La educación está pasada de moda. Tanto que temo por el día en que sean tendencia (sic) los baños sin puerta en los bares. Para que todo el mundo se vea eso que antes se llamaban las partes íntimas y que ahora habrá que renombrar, claro que será por palabras que las definan en el diccionario. Una vez que hemos acabado con la intimidad, una vez que todo vale, en la tele o en la calle, ya no hay nada que temer. Intuíamos que vivíamos en una especie de selva. Ahora ya lo sabemos.
Lo del himno, los silbidos, la pesadilla esa que nos persigue desde hace una semana que parece una vida entera no es más que eso: mala educación. Ni nacionalismo, ni mucho menos política. Simple y llanamente, mala educación. Como ir en chándal a una boda o en chanclas a la oficina, por tocar otra de las polémicas de la semana. Uno puede pensar lo que quiera y, sobre todo, sentir lo que quiera, que en el corazón difícilmente se manda, pero el insulto y exabrupto no ayudan a ninguna convivencia, ni en un territorio (no digo país por si las ofensas, ay), ni en un patio de vecinos, ni siquiera en una cama. ¿Y que es la educación sino la forma que nos hemos dado entre todos para convivir de una forma más o menos civilizada? Si alguien te invita a comer puedes declinar la invitación, puedes hacerlo tranquilísima y educadísimamente, lo que no puedes hacer es ir, sentarte a la mesa y luego decirle, y mucho menos gritarle, que la comida es un asco. Y después zampártela tranquilamente, así marches pagando o sin pagar.

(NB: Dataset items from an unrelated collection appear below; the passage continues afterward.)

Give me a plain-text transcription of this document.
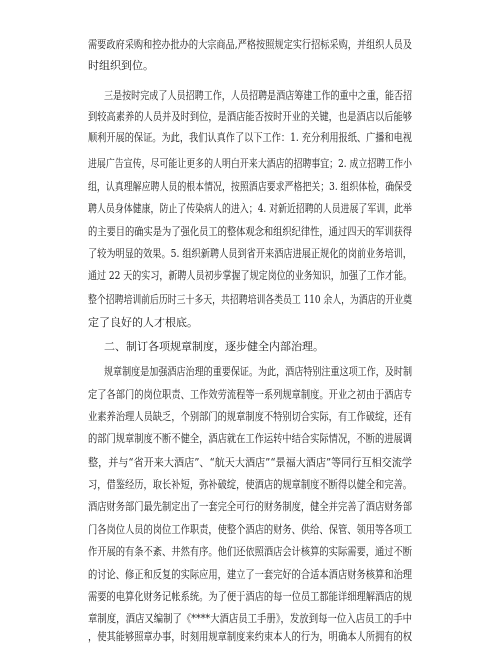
需要政府采购和控办批办的大宗商品,严格按照规定实行招标采购，并组织人员及
时组织到位。
三是按时完成了人员招聘工作，人员招聘是酒店筹建工作的重中之重，能否招
到较高素养的人员并及时到位，是酒店能否按时开业的关键，也是酒店以后能够
顺利开展的保证。为此，我们认真作了以下工作：1. 充分利用报纸、广播和电视
进展广告宣传，尽可能让更多的人明白开来大酒店的招聘事宜；2. 成立招聘工作小
组，认真理解应聘人员的根本情况，按照酒店要求严格把关；3. 组织体检，确保受
聘人员身体健康，防止了传染病人的进入；4. 对新近招聘的人员进展了军训，此举
的主要目的确实是为了强化员工的整体观念和组织纪律性，通过四天的军训获得
了较为明显的效果。5. 组织新聘人员到省开来酒店进展正规化的岗前业务培训，
通过 22 天的实习，新聘人员初步掌握了规定岗位的业务知识，加强了工作才能。
整个招聘培训前后历时三十多天，共招聘培训各类员工 110 余人，为酒店的开业奠
定了良好的人才根底。
二、制订各项规章制度，逐步健全内部治理。
规章制度是加强酒店治理的重要保证。为此，酒店特别注重这项工作，及时制
定了各部门的岗位职责、工作效劳流程等一系列规章制度。开业之初由于酒店专
业素养治理人员缺乏，个别部门的规章制度不特别切合实际，有工作破绽，还有
的部门规章制度不断不健全，酒店就在工作运转中结合实际情况，不断的进展调
整，并与“省开来大酒店”、“航天大酒店”“景福大酒店”等同行互相交流学
习，借鉴经历，取长补短，弥补破绽，使酒店的规章制度不断得以健全和完善。
酒店财务部门最先制定出了一套完全可行的财务制度，健全并完善了酒店财务部
门各岗位人员的岗位工作职责，使整个酒店的财务、供给、保管、领用等各项工
作开展的有条不紊、井然有序。他们还依照酒店会计核算的实际需要，通过不断
的讨论、修正和反复的实际应用，建立了一套完好的合适本酒店财务核算和治理
需要的电算化财务记帐系统。为了便于酒店的每一位员工都能详细理解酒店的规
章制度，酒店又编制了《****大酒店员工手册》，发放到每一位入店员工的手中
，使其能够照章办事，时刻用规章制度来约束本人的行为，明确本人所拥有的权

Ayer le leí a Julio Llamazares una frase de esas tan redondas que escribe él. Decía que le daba el mismo miedo quien pitaba un himno que quien se emocionaba con él. Y, sí, redonda es, tan redonda como peligrosa. La emoción, querido Julio, bien lo sabes, se siente o no se siente, así sea por un himno, por un paisaje, por un poema o por un buen beso. Pitar es un acto voluntario. Y de muy mala educación. Sobre todo porque vivimos en un país, sí, un país libre, en el que uno puede hacer públicas sus opiniones sin problemas. Y sin montar pollos absurdos. Sin quedar, dicho a la asturiana, como la Chata de Pumarín.